Good morning! I am sorry if my words are not much of enthusiatic, but i have just came back after an 12 hours duty and have to go back today night if i would leave the thought of being tired, which i can not, i am feeling sleepy too.

Santa Clause! I love him. Too many childern do, I am about some 20years older then them. But i do love santa. My parents don’t object, they don’t know about it, they live far away.

Why did i actually started this blog, money, yeah!. Only money! somebody more.
Colin, asked me to be positive. I was depressed after the recession. I was feeling odd, because of the market crunch. He was feeling it too, but there was something more, he was also happy, his grand children will be coming from johensburg to spend the christmas leave with him.
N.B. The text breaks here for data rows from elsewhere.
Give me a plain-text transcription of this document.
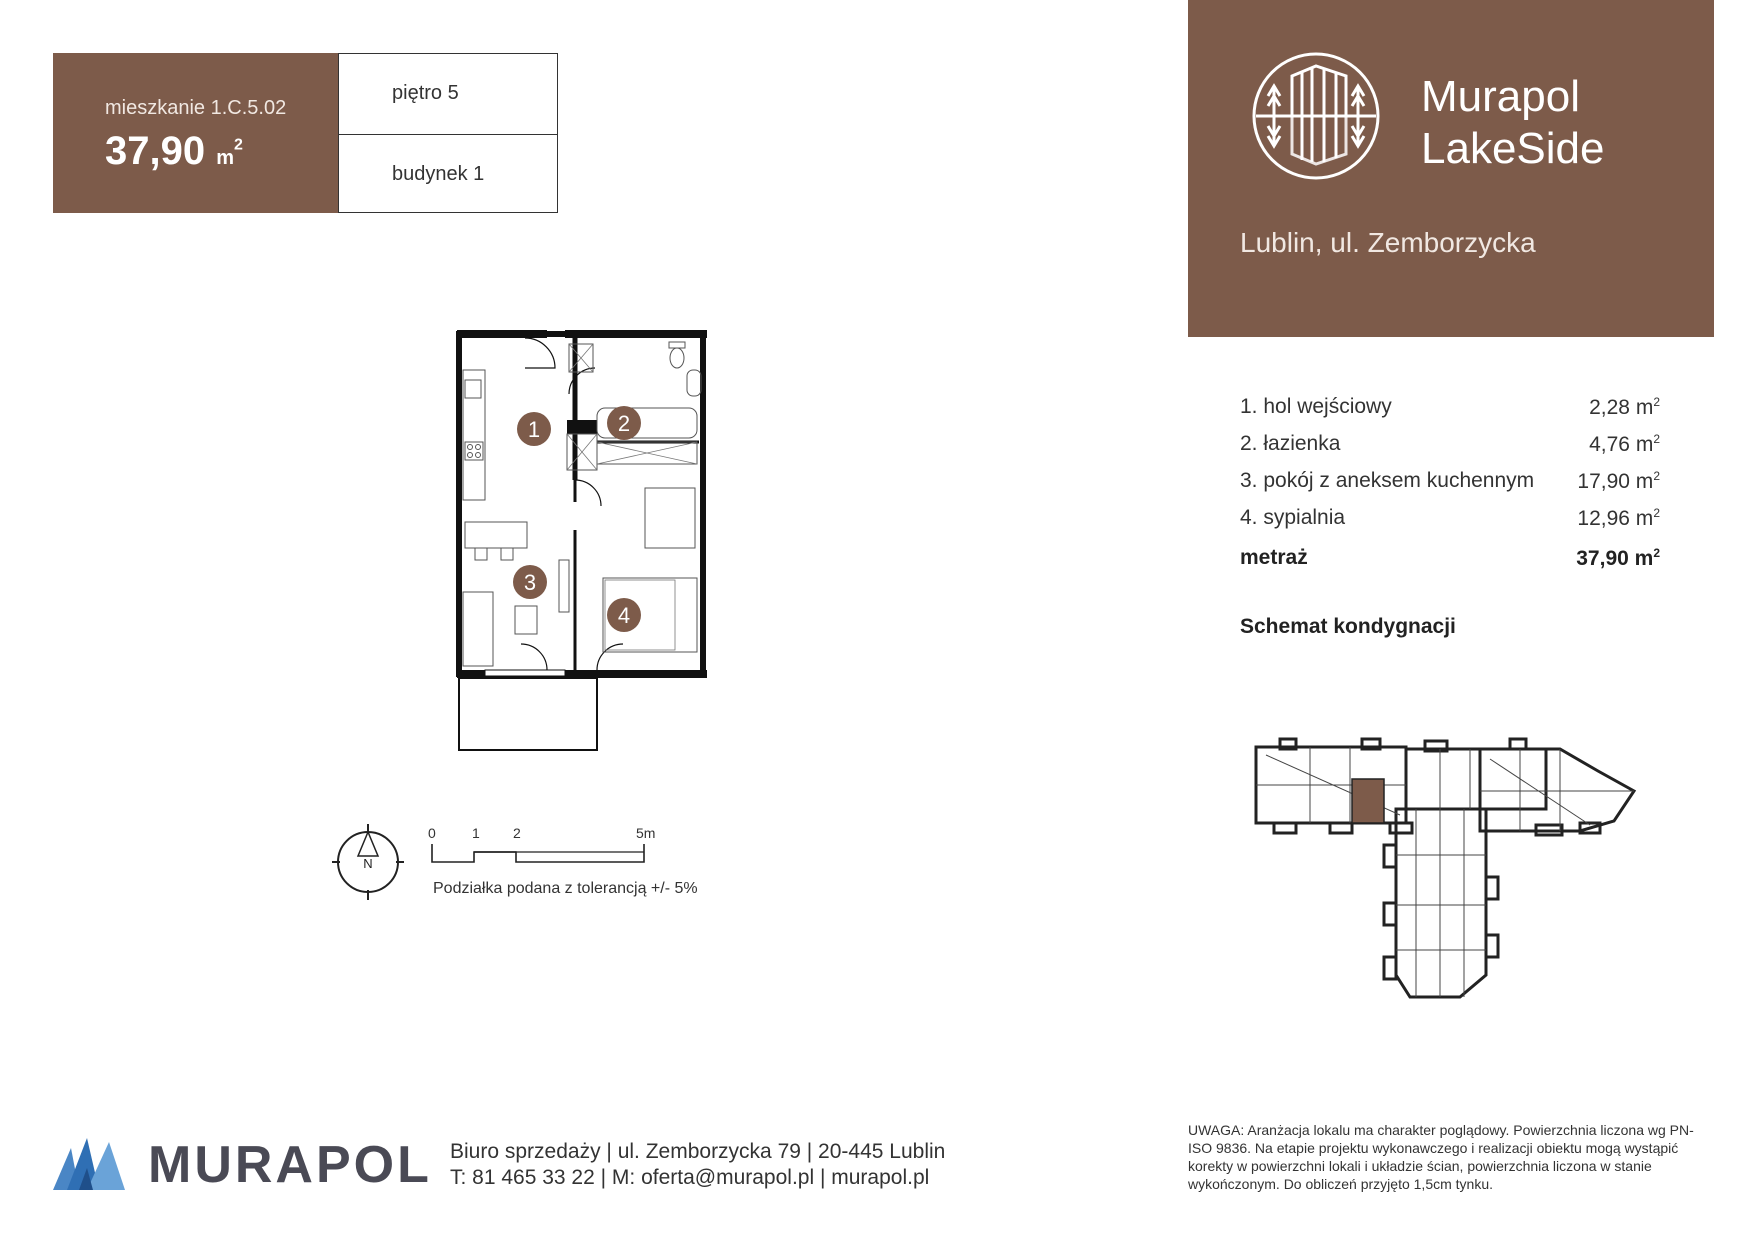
mieszkanie 1.C.5.02
37,90 $m^2$
piętro 5
budynek 1
Murapol
LakeSide
Lublin, ul. Zemborzycka
1. hol wejściowy	2,28 $m^2$
2. łazienka	4,76 $m^2$
3. pokój z aneksem kuchennym 17,90 $m^2$
4. sypialnia	12,96 $m^2$
metraż	37,90 $m^2$
Schemat kondygnacji
1	2
3
4
N
0	1 2	5m
Podziałka podana z tolerancją +/- 5%
MURAPOL Biuro sprzedaży | ul. Zemborzycka 79 | 20-445 Lublin
T: 81 465 33 22 | M: oferta@murapol.pl | murapol.pl
UWAGA: Aranżacja lokalu ma charakter poglądowy. Powierzchnia liczona wg PN-ISO 9836. Na etapie projektu wykonawczego i realizacji obiektu mogą wystąpić korekty w powierzchni lokali i układzie ścian, powierzchnia liczona w stanie wykończonym. Do obliczeń przyjęto 1,5cm tynku.
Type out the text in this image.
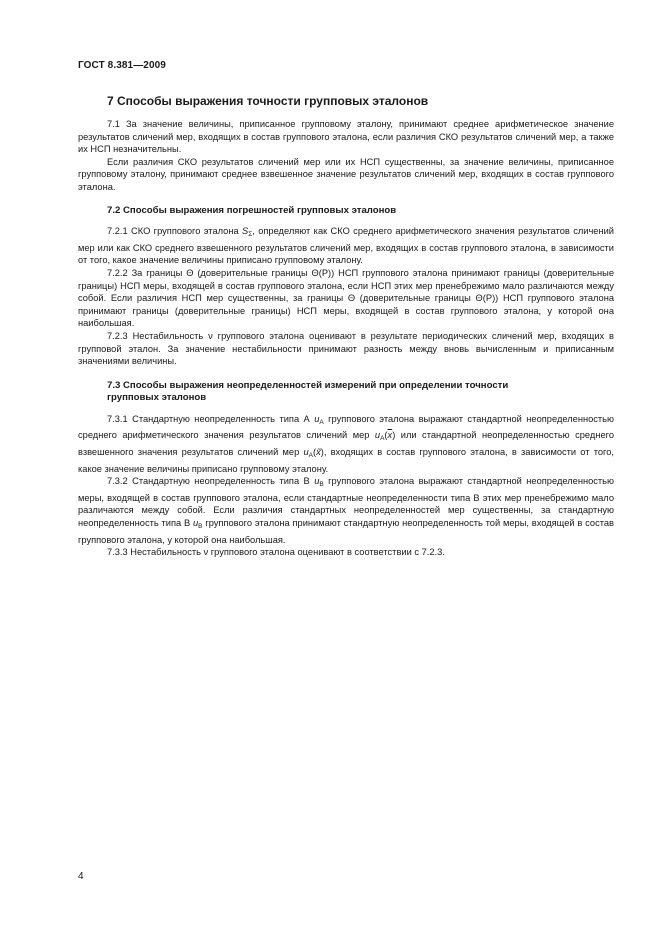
ГОСТ 8.381—2009
7 Способы выражения точности групповых эталонов

7.1 За значение величины, приписанное групповому эталону, принимают среднее арифметическое значение результатов сличений мер, входящих в состав группового эталона, если различия СКО результатов сличений мер, а также их НСП незначительны.

Если различия СКО результатов сличений мер или их НСП существенны, за значение величины, приписанное групповому эталону, принимают среднее взвешенное значение результатов сличений мер, входящих в состав группового эталона.

7.2 Способы выражения погрешностей групповых эталонов

7.2.1 СКО группового эталона $S_\Sigma$, определяют как СКО среднего арифметического значения результатов сличений мер или как СКО среднего взвешенного результатов сличений мер, входящих в состав группового эталона, в зависимости от того, какое значение величины приписано групповому эталону.

7.2.2 За границы Θ (доверительные границы Θ(P)) НСП группового эталона принимают границы (доверительные границы) НСП меры, входящей в состав группового эталона, если НСП этих мер пренебрежимо мало различаются между собой. Если различия НСП мер существенны, за границы Θ (доверительные границы Θ(P)) НСП группового эталона принимают границы (доверительные границы) НСП меры, входящей в состав группового эталона, у которой она наибольшая.

7.2.3 Нестабильность ν группового эталона оценивают в результате периодических сличений мер, входящих в групповой эталон. За значение нестабильности принимают разность между вновь вычисленным и приписанным значениями величины.

7.3 Способы выражения неопределенностей измерений при определении точности
групповых эталонов

7.3.1 Стандартную неопределенность типа А $u_A$ группового эталона выражают стандартной неопределенностью среднего арифметического значения результатов сличений мер $u_A(\overline{x})$ или стандартной неопределенностью среднего взвешенного значения результатов сличений мер $u_A(x̃)$, входящих в состав группового эталона, в зависимости от того, какое значение величины приписано групповому эталону.

7.3.2 Стандартную неопределенность типа В $u_B$ группового эталона выражают стандартной неопределенностью меры, входящей в состав группового эталона, если стандартные неопределенности типа В этих мер пренебрежимо мало различаются между собой. Если различия стандартных неопределенностей мер существенны, за стандартную неопределенность типа В $u_B$ группового эталона принимают стандартную неопределенность той меры, входящей в состав группового эталона, у которой она наибольшая.

7.3.3 Нестабильность ν группового эталона оценивают в соответствии с 7.2.3.

4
I love being a kid, i always love being a child, amist of being a grown up. The red dress of santa, feels like i am living in heaven. Just the thought of him, revives me up.
The fat, old guy from north pole.

Do you think- he is fat? i think there is a factory of toys inside his tummy, that could be the reason why noone ever found his place, there all of those beautiful toys are made. And once a dispatch is ready, his man ring a bell. and then he opens his coat and takes them out. Just like the golden goose!

These times are very hard times. But it is also christmas. I remember reading, its only when the man is in his greatest of troubles, people show real faith. It is when the boys & the girls go out on a snowy day, and love each other. Then Santa wakes up and that is what also drives his factory. And then he starts making his toys and then gives them to all.

These are preety hard times, aren’t they!!! I think this time santa is going to come.
I would love to have him around and keeping a photograph of him with me as a present.